Jess shook her head. ‘I know.’
Apparently Zak had turned up late to a weeknight performance of La Bohème, by which time Octavia and the brother had got sozzled in the bar and assumed he wasn’t coming at all. The ensuing showdown in the toilets was, according to reports, nothing short of an operatic spectacle in itself. Six weeks later, Zak had filed for divorce, the brother having already fled to San Francisco to make it big in the world of online gaming.
‘Bloody hell,’ Anna breathed. ‘Poor Zak.’
Anna was a big fan of Zak’s, stemming mainly from the fact that he represented a change from Jess’s previous boyfriend, who although very sweet had a creative interpretation of full-time employment involving round-the-clock Xbox, Domino’s pizza and Jess’s credit card.

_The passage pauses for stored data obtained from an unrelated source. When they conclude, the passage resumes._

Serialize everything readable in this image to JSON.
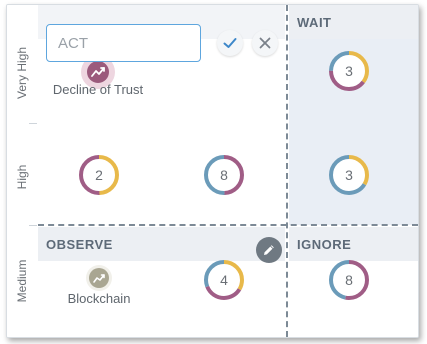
{
  "axis": {
    "y_labels": [
      "Very High",
      "High",
      "Medium"
    ]
  },
  "quadrants": {
    "act": {
      "title": ""
    },
    "wait": {
      "title": "WAIT"
    },
    "observe": {
      "title": "OBSERVE"
    },
    "ignore": {
      "title": "IGNORE"
    }
  },
  "editor": {
    "value": "",
    "placeholder": "ACT",
    "confirm_icon": "check-icon",
    "cancel_icon": "close-icon"
  },
  "trends": [
    {
      "name": "Decline of Trust",
      "icon": "trend-up-icon",
      "color": "#9b5a7c",
      "highlighted": true
    },
    {
      "name": "Blockchain",
      "icon": "trend-up-icon",
      "color": "#a9a692",
      "highlighted": false
    }
  ],
  "nodes": [
    {
      "id": "wait-very-high",
      "count": "3"
    },
    {
      "id": "act-high-1",
      "count": "2"
    },
    {
      "id": "act-high-2",
      "count": "8"
    },
    {
      "id": "wait-high",
      "count": "3"
    },
    {
      "id": "observe-medium",
      "count": "4"
    },
    {
      "id": "ignore-medium",
      "count": "8"
    }
  ],
  "colors": {
    "segment_yellow": "#e8b94a",
    "segment_purple": "#a05d86",
    "segment_blue": "#6b9bb9",
    "divider": "#7d8a96",
    "input_border": "#5ea6de",
    "confirm": "#3d87c9"
  },
  "edit_button_icon": "pencil-icon"
}
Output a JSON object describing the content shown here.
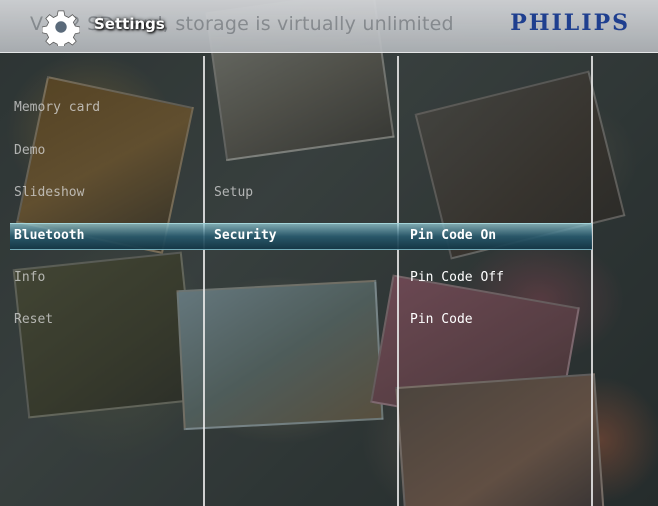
{
  "header": {
    "tagline": "V… 2 SD card, storage is virtually unlimited",
    "title": "Settings",
    "brand": "PHILIPS"
  },
  "menu": {
    "column1": [
      "Memory card",
      "Demo",
      "Slideshow",
      "Bluetooth",
      "Info",
      "Reset"
    ],
    "column2": [
      "Setup",
      "Security"
    ],
    "column3": [
      "Pin Code On",
      "Pin Code Off",
      "Pin Code"
    ]
  },
  "colors": {
    "brand": "#1f3f8f",
    "highlight": "#2a6a80"
  },
  "icons": {
    "settings": "gear-icon"
  }
}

In Anna’s eyes, the fact that Zak had not only an actual paying job, but the staying power to have completed a medical degree before climbing the
ranks to become a consultant was more than enough to override his various faults (although she was no doubt also slightly dazzled by his brooding charm, shiny white teeth and the fact that he was half Andalucían on his mother’s side, which had genetically predisposed him to Hispanic good looks more befitting a film star than a doctor).
‘Why would he keep something like that from me?’ Jess said now. ‘She cheated on him, and he never told me.’
Anna looked uncertain. ‘Male pride?’ She frowned. ‘How reliable’s your source?’
‘Solid. His brother’s best friend.’
‘Fuck.’
‘I don’t know – maybe it doesn’t matter,’ Jess murmured, half to herself, repeating what had been whirring around her head since discovering Zak’s lack of honesty the previous night. ‘I mean, it was before we’d even met. He’s definitely going to say it’s completely irrelevant.’
‘Yes,’ Anna cut in, slicing her index finger through the air in the manner of a Westminster spin doctor knee-deep in damage limitation. ‘Exactly. Irrelevant.’
Jess took a contemplative swig from the glass Anna had passed her, but she couldn’t shake the thought of such a gaping omission in Zak’s account of his marriage. ‘I just … I really think he should have told me.’
Anna opened her mouth to reply, then appeared to change her mind in favour of clearing her throat and nodding subtly in Zak’s direction. ‘Just to clarify, I take it you don’t want to discuss Mr Landley and his bad driving within earshot of Zak?’
‘Actually,’ Jess mumbled, ‘Mr Landley does do a very good emergency stop.’
‘Well, Zak’s coming over,’ Anna said, switching on a sparkling smile and talking through her teeth, ‘so you need to tell me fast.’
‘Not here,’ Jess said urgently, her bad leg performing a reflexive little throb against the thought of Zak finding out and losing his rag about it all in the middle of a busy bar.
A couple of moments later, she felt a palm against her back.
‘I was going to send over wine, but champagne suits you so much better.’ Zak’s voice was creamy smooth, a cool announcement of himself like they’d been waiting all night for him to come over. He smelt vaguely of something lovely in musk by Calvin Klein, and his eyes twinkled darkly, as if in anticipation of an effusive reception – though until he’d explained himself about Octavia, Jess was reluctant to oblige. She shot a look in Anna’s direction designed to elicit solidarity, which promptly went ignored as Anna twittered something small-talky about his journey up from London and thanked him for the Laurent-Perrier.